Voss said:Meh.
Hey, this NPC isn't dead! He must be important to the plot!
And this is different from normal gaming how?

Even in Champions, 99% of villains don't get Recovery after they're unconscious.
Most of the time, I assume any monster knocked to less than 0 hp is dead. It's grossly unheroic for PCs to slit throats, and it's tedious to check Stabilization rolls on a half-dozen orcs. If I really want an NPC to live, then, I will track the negative HPs and roll for them to stabilize, but, otherwise, it's up to the PCs.
For example, at one point, the PCs encountered the villains right after (offscreen) the villains had gutted a friendly tavern owner. One player rushed off to try to save the NPC, heedless of the fact the big bads were pounding on the rest of the party. So I quickly retconned, figured average damage to death, how far negative the barkeep would be, and how many rounds had passed, then rolled stabilization checks. Turned out the PC was one round too late..

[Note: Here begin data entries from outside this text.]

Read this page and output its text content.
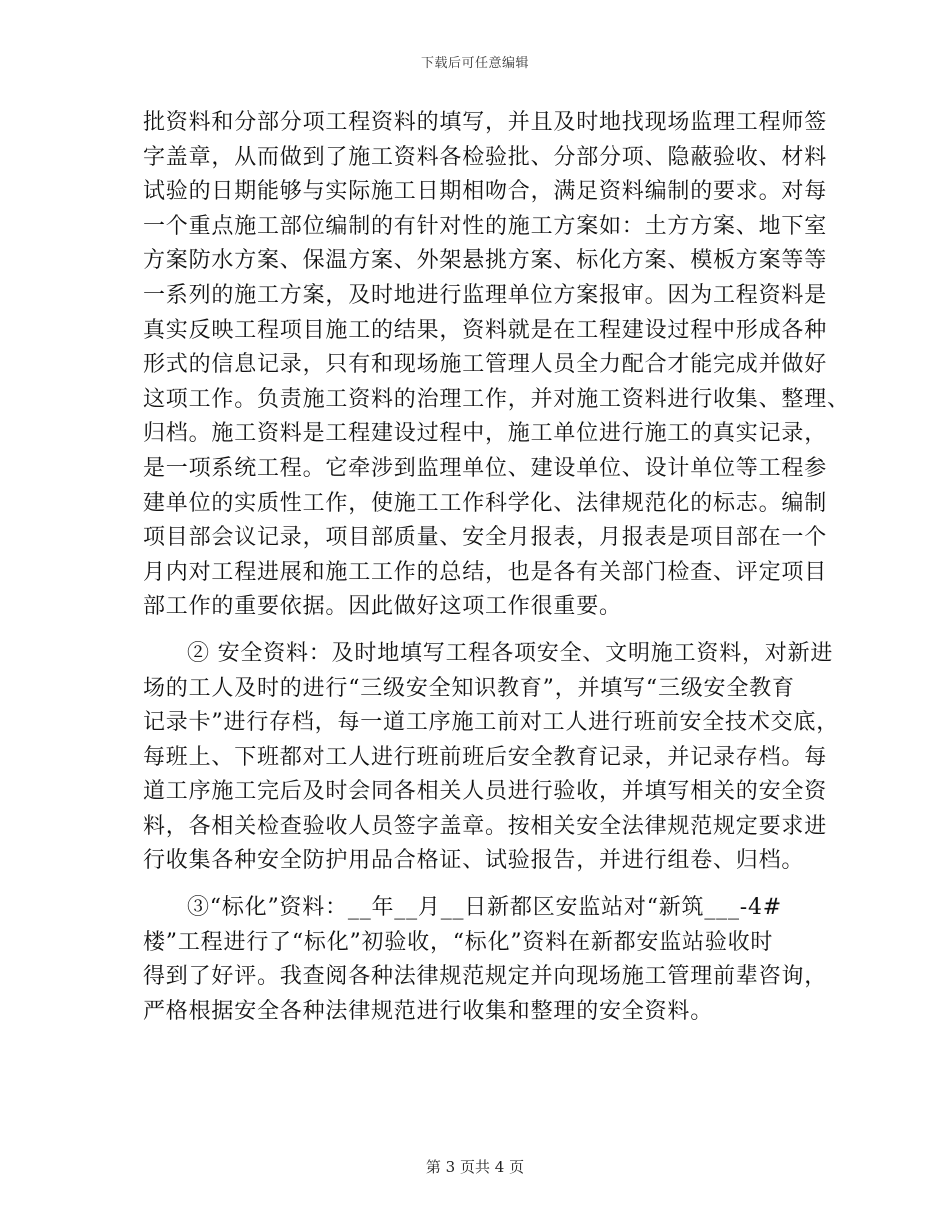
下载后可任意编辑
批资料和分部分项工程资料的填写，并且及时地找现场监理工程师签
字盖章，从而做到了施工资料各检验批、分部分项、隐蔽验收、材料
试验的日期能够与实际施工日期相吻合，满足资料编制的要求。对每
一个重点施工部位编制的有针对性的施工方案如：土方方案、地下室
方案防水方案、保温方案、外架悬挑方案、标化方案、模板方案等等
一系列的施工方案，及时地进行监理单位方案报审。因为工程资料是
真实反映工程项目施工的结果，资料就是在工程建设过程中形成各种
形式的信息记录，只有和现场施工管理人员全力配合才能完成并做好
这项工作。负责施工资料的治理工作，并对施工资料进行收集、整理、
归档。施工资料是工程建设过程中，施工单位进行施工的真实记录，
是一项系统工程。它牵涉到监理单位、建设单位、设计单位等工程参
建单位的实质性工作，使施工工作科学化、法律规范化的标志。编制
项目部会议记录，项目部质量、安全月报表，月报表是项目部在一个
月内对工程进展和施工工作的总结，也是各有关部门检查、评定项目
部工作的重要依据。因此做好这项工作很重要。
② 安全资料：及时地填写工程各项安全、文明施工资料，对新进
场的工人及时的进行“三级安全知识教育”，并填写“三级安全教育
记录卡”进行存档，每一道工序施工前对工人进行班前安全技术交底，
每班上、下班都对工人进行班前班后安全教育记录，并记录存档。每
道工序施工完后及时会同各相关人员进行验收，并填写相关的安全资
料，各相关检查验收人员签字盖章。按相关安全法律规范规定要求进
行收集各种安全防护用品合格证、试验报告，并进行组卷、归档。
③“标化”资料：__年__月__日新都区安监站对“新筑___-4#
楼”工程进行了“标化”初验收，“标化”资料在新都安监站验收时
得到了好评。我查阅各种法律规范规定并向现场施工管理前辈咨询，
严格根据安全各种法律规范进行收集和整理的安全资料。
第 3 页共 4 页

ISTM a lot of the "Not for NPCS!" rules are intended to avoid crushing newbie DMs with details which they don't yet know instinctively they don't need, while increasing mechanical complexity for PCs without increasing the burden on DMs. These rules are an inevitable consequence of the increase in PC capability -- either everyone is as complex, in which case the DM is overwhelmed, or PCs are 3-d color CGI images and NPCs are paper stick figures. Given their original design goals, gross oversimplification of NPCs is unavoidable to still have a playable game.